Request Funding – OPEN


Please READ all below info & confirm you meet our specific criteria below.

If so you can request funding by clicking here.

Age and Residency Criteria

  • Birth to 21 years
  • Must reside in Southern New Jersey; Cumberland, Camden, Gloucester, Burlington, Cape May, Salem, and/or Atlantic County.

Medically Fragile and/or Special Needs Criteria

Technologically dependent in one or more of the following areas:

  • Mechanical Ventilation
  • Tracheostomy
  • Oxygen Dependency

or

Moderate to severe (or greater) developmental or acquired delay/disorder in one or more of the following areas:

  • Gross Motor
  • Fine Motor
  • Speech/Language/Communication
  • Cognition
  • Feeding/Swallowing

Application Notes:

1. Info must include Current Family Info.

2. Only list Requested Item Name – Not description of situation/need/history.

 

Documentation Required in Addition to/Separate from Application:

*Email to: sjkidstrust@comcast.net (preferred) or Fax to: (856) 489-1169.

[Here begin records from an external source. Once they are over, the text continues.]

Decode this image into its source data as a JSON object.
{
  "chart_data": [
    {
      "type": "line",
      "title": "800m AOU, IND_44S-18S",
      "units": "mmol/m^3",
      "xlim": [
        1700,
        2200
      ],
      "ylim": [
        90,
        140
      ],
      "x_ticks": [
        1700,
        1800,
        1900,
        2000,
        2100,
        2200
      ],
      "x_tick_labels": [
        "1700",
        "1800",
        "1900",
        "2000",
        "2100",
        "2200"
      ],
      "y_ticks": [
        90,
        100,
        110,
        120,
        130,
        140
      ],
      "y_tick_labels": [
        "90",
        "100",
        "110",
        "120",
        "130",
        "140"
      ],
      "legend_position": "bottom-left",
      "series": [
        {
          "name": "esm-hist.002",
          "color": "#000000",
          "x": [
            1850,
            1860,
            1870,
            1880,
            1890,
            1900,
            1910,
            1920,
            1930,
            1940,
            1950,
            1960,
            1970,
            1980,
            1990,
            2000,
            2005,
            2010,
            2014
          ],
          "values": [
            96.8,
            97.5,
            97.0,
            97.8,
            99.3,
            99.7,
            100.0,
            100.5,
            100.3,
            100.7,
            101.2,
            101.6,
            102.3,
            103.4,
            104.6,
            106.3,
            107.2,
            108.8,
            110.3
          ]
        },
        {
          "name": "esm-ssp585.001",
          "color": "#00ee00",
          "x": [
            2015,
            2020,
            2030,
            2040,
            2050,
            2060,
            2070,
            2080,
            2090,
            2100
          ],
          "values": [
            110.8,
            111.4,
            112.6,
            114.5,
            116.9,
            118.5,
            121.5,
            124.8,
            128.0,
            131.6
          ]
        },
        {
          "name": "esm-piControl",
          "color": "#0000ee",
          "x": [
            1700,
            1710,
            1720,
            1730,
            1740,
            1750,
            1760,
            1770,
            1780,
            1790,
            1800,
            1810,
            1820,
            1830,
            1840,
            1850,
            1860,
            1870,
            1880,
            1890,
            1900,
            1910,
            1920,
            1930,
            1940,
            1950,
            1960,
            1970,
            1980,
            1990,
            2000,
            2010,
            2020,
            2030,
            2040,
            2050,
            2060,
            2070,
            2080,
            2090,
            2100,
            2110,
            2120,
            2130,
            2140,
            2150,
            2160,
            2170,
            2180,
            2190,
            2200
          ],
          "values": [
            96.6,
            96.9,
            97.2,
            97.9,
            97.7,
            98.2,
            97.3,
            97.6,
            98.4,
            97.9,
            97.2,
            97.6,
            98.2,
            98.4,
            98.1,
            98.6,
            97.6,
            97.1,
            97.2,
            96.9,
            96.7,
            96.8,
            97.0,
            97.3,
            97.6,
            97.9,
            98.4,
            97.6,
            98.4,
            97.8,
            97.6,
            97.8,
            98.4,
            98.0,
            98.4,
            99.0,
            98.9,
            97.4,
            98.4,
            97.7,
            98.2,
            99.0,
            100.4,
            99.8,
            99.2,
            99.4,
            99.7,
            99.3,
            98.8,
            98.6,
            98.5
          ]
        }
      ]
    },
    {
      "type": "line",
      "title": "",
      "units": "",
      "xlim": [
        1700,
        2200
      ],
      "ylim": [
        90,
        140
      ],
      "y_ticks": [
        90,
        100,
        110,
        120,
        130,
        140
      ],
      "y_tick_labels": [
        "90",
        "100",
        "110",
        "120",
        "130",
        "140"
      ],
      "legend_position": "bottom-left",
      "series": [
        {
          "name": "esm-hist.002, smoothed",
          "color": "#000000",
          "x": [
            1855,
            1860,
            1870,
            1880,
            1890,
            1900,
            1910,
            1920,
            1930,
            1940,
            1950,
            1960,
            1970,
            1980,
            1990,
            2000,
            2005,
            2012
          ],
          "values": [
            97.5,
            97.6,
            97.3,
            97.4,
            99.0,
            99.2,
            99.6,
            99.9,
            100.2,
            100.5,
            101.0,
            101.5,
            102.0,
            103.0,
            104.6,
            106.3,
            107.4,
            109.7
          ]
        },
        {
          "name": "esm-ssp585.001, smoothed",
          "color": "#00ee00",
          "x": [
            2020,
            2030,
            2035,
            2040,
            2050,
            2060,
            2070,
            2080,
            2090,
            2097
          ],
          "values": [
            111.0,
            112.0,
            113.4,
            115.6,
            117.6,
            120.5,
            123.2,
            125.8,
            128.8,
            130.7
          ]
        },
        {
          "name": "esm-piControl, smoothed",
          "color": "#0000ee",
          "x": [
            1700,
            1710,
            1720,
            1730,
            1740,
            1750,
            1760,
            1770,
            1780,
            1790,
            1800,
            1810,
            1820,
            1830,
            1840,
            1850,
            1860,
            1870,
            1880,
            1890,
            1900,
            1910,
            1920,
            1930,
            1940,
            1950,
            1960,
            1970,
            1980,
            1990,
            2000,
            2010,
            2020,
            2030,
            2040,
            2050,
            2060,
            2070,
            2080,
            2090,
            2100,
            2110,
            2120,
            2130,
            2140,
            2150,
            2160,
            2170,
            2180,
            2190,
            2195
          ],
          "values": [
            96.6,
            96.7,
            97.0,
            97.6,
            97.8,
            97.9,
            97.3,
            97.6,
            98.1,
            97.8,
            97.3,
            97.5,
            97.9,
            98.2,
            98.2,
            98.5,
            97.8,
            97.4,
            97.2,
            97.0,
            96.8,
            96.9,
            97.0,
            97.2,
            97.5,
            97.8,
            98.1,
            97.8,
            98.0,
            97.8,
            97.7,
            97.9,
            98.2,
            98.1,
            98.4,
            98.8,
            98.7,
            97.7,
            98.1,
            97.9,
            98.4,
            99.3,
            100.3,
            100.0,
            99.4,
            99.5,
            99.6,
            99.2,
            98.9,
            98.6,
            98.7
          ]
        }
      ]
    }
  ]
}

    1. A letter (single page) from the appropriate professional verifying the medical &/or developmental delay/disability criteria met, as well as the exact item requested and how it will be of benefit for your child. (* If request is for an iPad, letter must confirm that iPad has already been used successfully in school, therapy, evaluation, etc.)
    2. Specific information for the item requested (ie. the catalog page with description and price, price quote from company, etc.) along with exact vendor name check would be made out to if approved (ie. a copy of the order form, etc)
    3. *** No Links.

Important Information | iPad Requests:

*Please read before applying.

ALL iPad requests must have back-up documentation that the child is already able to successfully use the device (ie. in therapy, formal evaluation, etc.) in order to be considered.

2 Available Options | Please do not add special cases, etc. to the request – thank you!
  1. Basic Model iPad with AppleCare & Case (additional related items cannot be added to request)
  2. Basic Package + 1 AAC app *Only eligible to be requested if/when an Augmentative Communication Evaluation has recommended it and it is one of the apps on our (limited) list.